Friday, September 18, 2009

Measuring One of Durham’s Core Assets

City Manager Tom Bonfield and I recently touched on a book we both have read by Dr. Richard Florida entitled Who’s Your City. It brought to mind one of the measures DCVB benchmarks.

One of the most valuable assets a community can have is community pride among residents. Residents deliver on a community’s brand. When you have community pride, you can leverage it as DCVB does in telling the Durham story. But you can’t “create” or “generate” community pride with “rah, rah” or a campaign. It is intrinsic, and some communities have it, but most don’t. Sadly, most don’t even realize they don’t have it.

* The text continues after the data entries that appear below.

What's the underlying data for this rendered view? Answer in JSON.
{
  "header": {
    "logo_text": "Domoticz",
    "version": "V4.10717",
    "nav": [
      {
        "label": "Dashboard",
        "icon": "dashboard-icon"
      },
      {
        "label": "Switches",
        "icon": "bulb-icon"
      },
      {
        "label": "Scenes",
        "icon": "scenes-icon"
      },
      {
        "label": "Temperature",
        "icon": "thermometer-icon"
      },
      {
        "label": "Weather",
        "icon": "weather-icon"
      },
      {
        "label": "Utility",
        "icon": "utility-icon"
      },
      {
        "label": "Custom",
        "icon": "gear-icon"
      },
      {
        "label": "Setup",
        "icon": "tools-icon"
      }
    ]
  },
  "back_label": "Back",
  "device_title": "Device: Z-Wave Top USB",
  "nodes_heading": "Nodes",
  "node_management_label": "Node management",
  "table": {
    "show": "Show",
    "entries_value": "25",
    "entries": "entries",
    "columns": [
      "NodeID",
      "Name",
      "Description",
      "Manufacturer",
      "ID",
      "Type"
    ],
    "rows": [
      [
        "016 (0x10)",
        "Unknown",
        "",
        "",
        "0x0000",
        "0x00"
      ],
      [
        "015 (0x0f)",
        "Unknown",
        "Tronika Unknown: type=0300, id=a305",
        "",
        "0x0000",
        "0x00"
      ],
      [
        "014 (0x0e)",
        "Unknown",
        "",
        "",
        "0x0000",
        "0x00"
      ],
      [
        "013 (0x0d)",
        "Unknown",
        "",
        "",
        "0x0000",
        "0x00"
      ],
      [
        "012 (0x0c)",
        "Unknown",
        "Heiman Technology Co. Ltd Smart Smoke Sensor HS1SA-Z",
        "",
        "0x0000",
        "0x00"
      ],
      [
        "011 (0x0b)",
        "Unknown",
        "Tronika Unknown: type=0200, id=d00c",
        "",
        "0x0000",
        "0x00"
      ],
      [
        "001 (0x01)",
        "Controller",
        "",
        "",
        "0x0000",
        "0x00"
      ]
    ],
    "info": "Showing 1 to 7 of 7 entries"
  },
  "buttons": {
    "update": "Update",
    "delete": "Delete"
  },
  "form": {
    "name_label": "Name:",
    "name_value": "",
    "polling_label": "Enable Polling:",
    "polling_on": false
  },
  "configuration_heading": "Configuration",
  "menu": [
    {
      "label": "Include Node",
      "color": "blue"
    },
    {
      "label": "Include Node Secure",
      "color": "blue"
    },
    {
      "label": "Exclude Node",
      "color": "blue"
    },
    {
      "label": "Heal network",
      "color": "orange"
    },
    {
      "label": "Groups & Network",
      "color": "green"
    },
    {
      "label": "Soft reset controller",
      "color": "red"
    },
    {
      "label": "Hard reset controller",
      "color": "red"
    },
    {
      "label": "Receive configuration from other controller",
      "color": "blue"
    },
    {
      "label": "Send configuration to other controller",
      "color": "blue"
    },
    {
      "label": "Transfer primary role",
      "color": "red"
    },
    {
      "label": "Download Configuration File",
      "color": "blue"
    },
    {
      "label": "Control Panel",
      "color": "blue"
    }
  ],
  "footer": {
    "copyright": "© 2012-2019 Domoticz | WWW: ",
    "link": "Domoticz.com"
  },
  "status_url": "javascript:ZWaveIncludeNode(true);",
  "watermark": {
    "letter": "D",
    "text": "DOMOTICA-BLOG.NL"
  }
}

Thanks to some great advice 16 years ago from Dr. Mitch Javidi of NanoPhrades (nan’ oh fray des) and his then partners, the Durham Convention & Visitors Bureau began to benchmark this and other community attributes via scientific, generalizable public opinion polling.

As the community’s marketing agency, DCVB tells the Durham story, and that story has to be in synch with how residents truly regard their community. Otherwise the brand just won’t resonate and it definitely won’t be deliverable.

In telling that story and defending the brand, DCVB can help preserve or perpetuate community pride but the fact that Durham has it and has always had it is an invaluable asset.

Over the past 16 years, polls have documented that community pride in Durham has averaged in the high 70’s. This year it rose slightly from the year before to nearly 86%.

Also significant, few Durham residents are ambivalent. Only 6.8% register as neither proud or not proud. And 7.5% register as not proud with 3% “very” not proud. The ratio of proud to not proud is more than 11 to 1. Very proud to very not proud is also more than 11 to 1.

This is particularly impressive because two of Durham’s other brand values are “being outspoken” and “unpretentious” both of which are often misinterpreted by neighbors of other communities sharing the same news outlets. But it is just the opposite. People who are proud of their community also really care about improving it.

The survey is random and respondents are asked to respond on a likert scale to the statement “I am proud of Durham,” strongly agree, agree, neither agree or disagree, disagree and strongly disagree.”

Occasionally, DCVB has the image of other communities polled with the same question to provide a benchmark. Typically the responses are 30-40% proud, with about the same percentage not proud and the rest ambivalent.

Keep in mind that nearly 40% of Durham’s residents have moved here since the polling began. So the level of community pride has either infused those who selected Durham as a home or Durham tends to attract community spirited people to call this home.

Either way, community pride is clearly one of Durham’s many core strengths and a tremendous asset.